Boggs' name was withheld until Wednesday when his family was notified of his death.

Fonder said Boggs, originally from the Bemidji area, had been staying at the Northlands Rescue Mission in Grand Forks and occasionally down by the river.

The call

On Monday afternoon, police received a report that a man in his boxers was sitting on the Kennedy Bridge railing. Officers arrived but found no one on the bridge, which carries U.S. Highway 2 across the Red and links the Grand Cities.

They eventually discovered two intoxicated men on the Grand Forks bank who reported that they'd lost track of Boggs while swimming.
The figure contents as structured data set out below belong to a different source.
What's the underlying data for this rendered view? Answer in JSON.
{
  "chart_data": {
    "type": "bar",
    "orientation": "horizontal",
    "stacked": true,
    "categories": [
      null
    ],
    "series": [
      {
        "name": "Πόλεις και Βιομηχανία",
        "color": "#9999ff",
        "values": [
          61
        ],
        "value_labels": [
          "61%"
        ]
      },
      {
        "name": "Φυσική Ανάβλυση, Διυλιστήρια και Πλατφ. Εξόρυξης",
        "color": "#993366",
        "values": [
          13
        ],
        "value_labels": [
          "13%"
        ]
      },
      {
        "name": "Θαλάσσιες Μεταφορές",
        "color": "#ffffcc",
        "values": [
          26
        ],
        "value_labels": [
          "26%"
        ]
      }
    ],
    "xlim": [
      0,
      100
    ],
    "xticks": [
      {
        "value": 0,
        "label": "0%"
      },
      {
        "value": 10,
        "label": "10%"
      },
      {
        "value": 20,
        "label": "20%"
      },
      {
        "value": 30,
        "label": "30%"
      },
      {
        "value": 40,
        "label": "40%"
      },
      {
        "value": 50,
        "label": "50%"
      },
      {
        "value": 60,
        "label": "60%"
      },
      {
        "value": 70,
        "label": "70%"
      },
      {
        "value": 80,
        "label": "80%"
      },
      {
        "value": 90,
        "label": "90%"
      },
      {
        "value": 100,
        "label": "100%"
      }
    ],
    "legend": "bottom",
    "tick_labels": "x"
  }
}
Police said one man admitted to jumping off the bridge. It's not clear if Boggs also leapt from the bridge.

That afternoon and evening, emergency personnel in boats used poles and chains to search the vicinity where Boggs was last seen. A bloodhound sniffed the banks, finding no clues.


On Tuesday, four boats -- two using sonar and two dragging the river bottom with chains -- combed the river from the Kennedy Bridge to the Riverside Dam.

Crews took a similar approach Wednesday, but they broadened their scope to include the area 100 feet south of the bridge and the area north of the dam, said Lt. Grant Schiller of the Grand Forks police.

'Big heart'

On Tuesday, before Boggs' body had been found, the Herald spoke with Mission residents who were startled by the news that an acquaintance they'd seen Monday morning was believed drowned.

"He was a real nice guy, you know -- big heart," Shannon Hopper, 38, said.

Hopper's husband, Martin, said Boggs worked with him for a while at Ryan Potato Co. in East Grand Forks.

Ray Hall, 37, worked there, too. He recalled how Boggs used to tease him.

"He used to mess with me all the time, used to call me Ray-Ray. He'd say, 'What's up, Ray-Ray?' and I'd say, 'What's up, Jerry?'"


"I used to call him 'Jerry Boggs in the flesh,'" Hall said. "He'd look at me and go laughing."

Despite their bond, Hall said he didn't know much about Boggs' background.

"Only thing I know is Jerry was a good friend of mine," he said. "I just can't believe that something like that happened."

They said Boggs had been living at the Mission for a little more than three years. They said he worked hard at Ryan Potato but had an alcohol problem.

"You don't know when you're going to hit your bottom before you want to go get the help," Hopper said.